Regional Gardening Reports :: National Gardening Association

Coastal and Tropical South

January, 2009
Regional Report

Basic Maintenance

Take care of your tools, whether they have engines or not! Spray rusty or reluctant hand tools with lubricant, wipe down with a rag (not a paper towel), plunge each one into a bucket of sand, and store there or hang to dry. Change oil and air filters in power tools, replace trimmer string and saw chains if necessary. Sharpen saws, hoes, and pruner blades, too, in the annual ritual of cleanup and fixup. It's surprising how much longer tools last and how much better they work when the simplest maintenance chores aren't overlooked.

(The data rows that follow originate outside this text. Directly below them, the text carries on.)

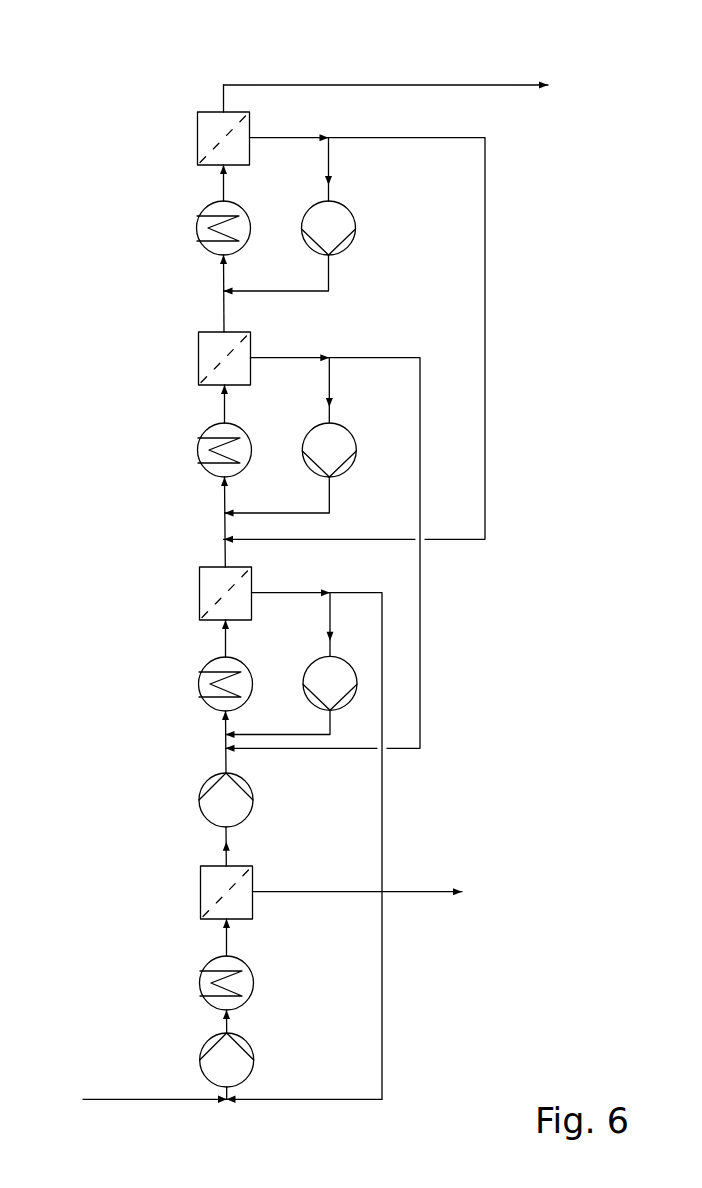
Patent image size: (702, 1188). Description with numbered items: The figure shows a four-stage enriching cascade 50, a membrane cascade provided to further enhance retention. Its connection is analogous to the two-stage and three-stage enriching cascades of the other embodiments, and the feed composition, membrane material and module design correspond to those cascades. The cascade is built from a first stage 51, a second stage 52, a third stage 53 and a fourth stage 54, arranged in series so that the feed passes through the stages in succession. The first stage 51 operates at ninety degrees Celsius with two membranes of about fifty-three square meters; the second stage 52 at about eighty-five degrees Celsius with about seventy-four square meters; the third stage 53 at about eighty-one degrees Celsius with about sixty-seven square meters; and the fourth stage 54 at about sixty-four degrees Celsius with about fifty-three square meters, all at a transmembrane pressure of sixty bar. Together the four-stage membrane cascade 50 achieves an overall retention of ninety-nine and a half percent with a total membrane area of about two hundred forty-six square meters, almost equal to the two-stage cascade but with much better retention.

The four-stage enriching cascade 50 is at (103, 46).
The first stage 51 is at (215, 905).
The second stage 52 is at (213, 606).
The third stage 53 is at (212, 371).
The fourth stage 54 is at (210, 149).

Purple Martin and Goldfinch Watch

Clean out the apartments and buy thistle seeds to welcome purple martin and goldfinch families into your garden. Metal martin houses with telescoping poles are ever popular, as are gourds strung on clothesline wire between trees or other poles. Height and a clear area around the martin houses make them most attractive, as does a good cleaning before they arrive to check out the digs. Goldfinch devour niger seed, the skinny black seeds best supplied in tubular feeders made for their consumption. Hang these feeders close to the house where they can be seen, but out in the open, away from cats and other predators.

Chemical Dump

Take a look around your shed and garage to find chemicals left over or unused. Many communities offer hazardous waste disposal services this month and you really should take advantage of them. Safe disposal is not always simply a matter of bagging up empty bottles to put out with the trash, though you should. If there are contents left in any chemical gardening product (paint and other household chemicals, too), your job as a conscious consumer is to be sure you aren't throwing it into the water supply. Check with your county or municipality's solid waste disposal division for "dump dates" in your area.

Soil Testing

Nobody is more reluctant to test soil than I, but there are certain situations that warrant it, including these: 1) Nothing will grow in one bed or area of your property; 2) Lawngrass is in decline or shows an odd coloration such as purple stems; 3) You have been told to lime the soil by someone who hasn't done a soil test. Your county agent's office can provide local information about where to send samples, costs, and interpreting the results of soil tests.

What to Prune

Trees and shrubs, especially evergreens and others that do not bloom early, can be pruned this month. And they should be if you want to control their height and increase their spread or thickness. Hollies, ligustrum, cleyera, and photinia are obviously good choices for your attention now, since they are evergreen and any berries or fruit have likely been eaten by wildlife. You might also know that fruit trees, now leafless, are best pruned now. But add the summer bloomers such as abelia and summer-blooming spireas to your list if they'll need pruning this year. Don't forget about ornamental grasses -- from mulhygrass to fountains and pampas, cut them down now.